Santificación y espiritualidad

Capítulo del libro "Escritos sobre el sacerdocio", de D. Álvaro del Portillo ( Palabra, 1990)

«Por el Sacramento del Orden, los Presbíte­ros se configuran con Cristo Sacerdote, como ministros de la Cabeza, para construir y edifi­car todo su Cuerpo, que es la Iglesia, como co­laboradores del orden episcopal. Ya en la con­sagración del Bautismo —como los demás fieles— recibieron el signo y el don de una voca­ción y gracia tan altas que, aun en medio de la flaqueza humana, pueden y deben tender a la perfección conforme a las palabras del Señor: Sed perfectos como vuestro Padre celestial es perfecto (Mt 5, 48)»1. La llamada a la santidad y la consiguiente exigencia de santificación per­sonal, es universal: todos, sacerdotes y laicos, estamos llamados a la santidad; y todos hemos recibido, con el Bautismo, las primicias de esa vida espiritual que, por su misma naturaleza, tiende a la plenitud. «Por exigencia de su común vocación cristiana —como algo que exige el único bautismo que han recibido— el sacer­dote y el seglar deben aspirar, por igual, a la santidad, que es una participación en la vida di­vina (Cfr. S. Cirilo de Jerusalén, Catecheses 21, 2. La santidad, tanto en el sacerdote como en el laico, no es otra cosa que la perfección de la vida cristiana, que la plenitud de la filiación divina» 2.

En este sentido, hay que decir que, lo mismo que la llamada a la santidad y la santificación misma es una y universal, lo es también la es­piritualidad: la esencia y el dinamismo de esa vida espiritual divina, que comienza en el Bau­tismo y tendrá su plenitud en la Gloria. Espiri­tualidad que es la vida de Cristo, la acción san­tificadora del Espíritu Santo, de virtualidad infinita, que abarca cualquier situación personal, cualquier estado, todo ministerio. Así, al hablar de espiritualidad del sacerdocio, como al hablar de la santificación del sacerdote, no se quiere decir más que desarrollo de la vida espiritual cristiana, efectiva tendencia a la santidad, con los medios oportunos. Y a propósito del sacer­docio, lo que cabe añadir es que «los sacerdo­tes están obligados a adquirir esa perfección con especial motivo, puesto que, consagrados a Dios de un nuevo modo por la recepción del Orden, se convierten en instrumentos vivos de Cristo Eterno Sacerdote, para proseguir a tra­vés del tiempo Su admirable obra, que restau­ró con divina eficacia toda la comunidad humana»3.
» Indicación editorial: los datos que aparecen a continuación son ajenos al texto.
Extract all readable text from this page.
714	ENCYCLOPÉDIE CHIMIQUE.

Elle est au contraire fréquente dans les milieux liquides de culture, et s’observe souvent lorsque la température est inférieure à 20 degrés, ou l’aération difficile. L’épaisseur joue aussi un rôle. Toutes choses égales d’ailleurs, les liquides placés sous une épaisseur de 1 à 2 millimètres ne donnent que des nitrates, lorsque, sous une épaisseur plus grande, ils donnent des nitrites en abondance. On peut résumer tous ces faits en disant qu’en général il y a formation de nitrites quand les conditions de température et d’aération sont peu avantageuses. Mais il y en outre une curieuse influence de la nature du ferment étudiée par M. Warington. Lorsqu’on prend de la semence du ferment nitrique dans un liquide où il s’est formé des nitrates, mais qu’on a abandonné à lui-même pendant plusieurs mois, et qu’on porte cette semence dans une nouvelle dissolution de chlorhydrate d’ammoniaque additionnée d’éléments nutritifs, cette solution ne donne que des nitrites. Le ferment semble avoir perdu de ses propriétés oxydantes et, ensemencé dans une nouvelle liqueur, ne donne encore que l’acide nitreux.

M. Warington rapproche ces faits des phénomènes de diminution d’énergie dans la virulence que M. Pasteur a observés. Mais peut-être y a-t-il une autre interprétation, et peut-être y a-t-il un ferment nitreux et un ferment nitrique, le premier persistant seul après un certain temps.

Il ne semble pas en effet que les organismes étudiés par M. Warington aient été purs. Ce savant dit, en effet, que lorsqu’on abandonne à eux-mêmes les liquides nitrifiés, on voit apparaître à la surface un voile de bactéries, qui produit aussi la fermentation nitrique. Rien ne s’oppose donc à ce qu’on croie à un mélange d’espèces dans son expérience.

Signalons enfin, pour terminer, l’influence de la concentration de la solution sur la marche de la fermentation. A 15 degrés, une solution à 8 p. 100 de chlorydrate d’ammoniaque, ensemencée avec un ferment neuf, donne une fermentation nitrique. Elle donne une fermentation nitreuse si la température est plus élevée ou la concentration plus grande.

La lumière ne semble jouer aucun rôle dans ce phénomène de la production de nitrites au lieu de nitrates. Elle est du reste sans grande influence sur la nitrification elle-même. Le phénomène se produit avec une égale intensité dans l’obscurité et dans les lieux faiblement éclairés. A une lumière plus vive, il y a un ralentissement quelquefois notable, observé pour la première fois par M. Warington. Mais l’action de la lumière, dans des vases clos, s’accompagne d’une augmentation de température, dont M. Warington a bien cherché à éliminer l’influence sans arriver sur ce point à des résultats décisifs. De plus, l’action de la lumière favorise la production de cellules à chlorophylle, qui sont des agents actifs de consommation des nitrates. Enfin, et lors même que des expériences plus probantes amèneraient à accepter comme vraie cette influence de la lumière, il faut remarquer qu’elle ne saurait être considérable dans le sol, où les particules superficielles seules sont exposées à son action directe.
Es evidente, sin embargo, que esa unidad fontal y radical de la santificación y, en consecuen­cia, de la espiritualidad cristiana, se puede ir diversificando —manteniéndose idéntica en lo esencial— según la variedad de situaciones hu­manas y eclesiales, la pluralidad de los carismas y de los ministerios, la multiforme riqueza del don de Dios. La espiritualidad no puede ser nunca entendida como un conjunto de prácti­cas piadosas y ascéticas yuxtapuestas de cual­quier modo al conjunto de derechos y deberes determinados por la propia condición; por el contrario, las propias circunstancias, en cuanto respondan al querer de Dios, han de ser asumi­das y vitalizadas sobrenaturalmente por un determinado modo de desarrollar la vida espiri­tual, desarrollo que ha de alcanzarse precisamente en y a través de aquellas circunstancias. «Así, el ideal de la santidad, único y común a todos los cristianos, es accesible a través de los distintos estados o géneros de vida, sin salirse de ellos, porque son otros tantos caminos divi­nos que nos llevan al Señor: basta cumplir, en cada estado y oficio, los deberes que el propio estado y el propio trabajo imponen»4.

En el caso concreto del sacerdote secular —en tanto siga siendo secular—, la espiritualidad no puede ser algo sobreañadido y heterogéneo res­pecto de su función eclesial: no se tratará, por tanto, de una adaptación más o menos artificio­sa y extrínseca de los llamados consejos evan­gélicos, característicos del estado religioso con sus peculiares exigencias ascéticas. Por el con­trario, su espiritualidad ha de asumir y estimu­lar las líneas de fuerza de su consagración sa­cerdotal y de las obligaciones que el ministerio comporta, haciendo de esa consagración y del ejercicio de ese ministerio también el modo de acceder a la santidad, a la que, como todos los cristianos, el sacerdote está llamado por Dios.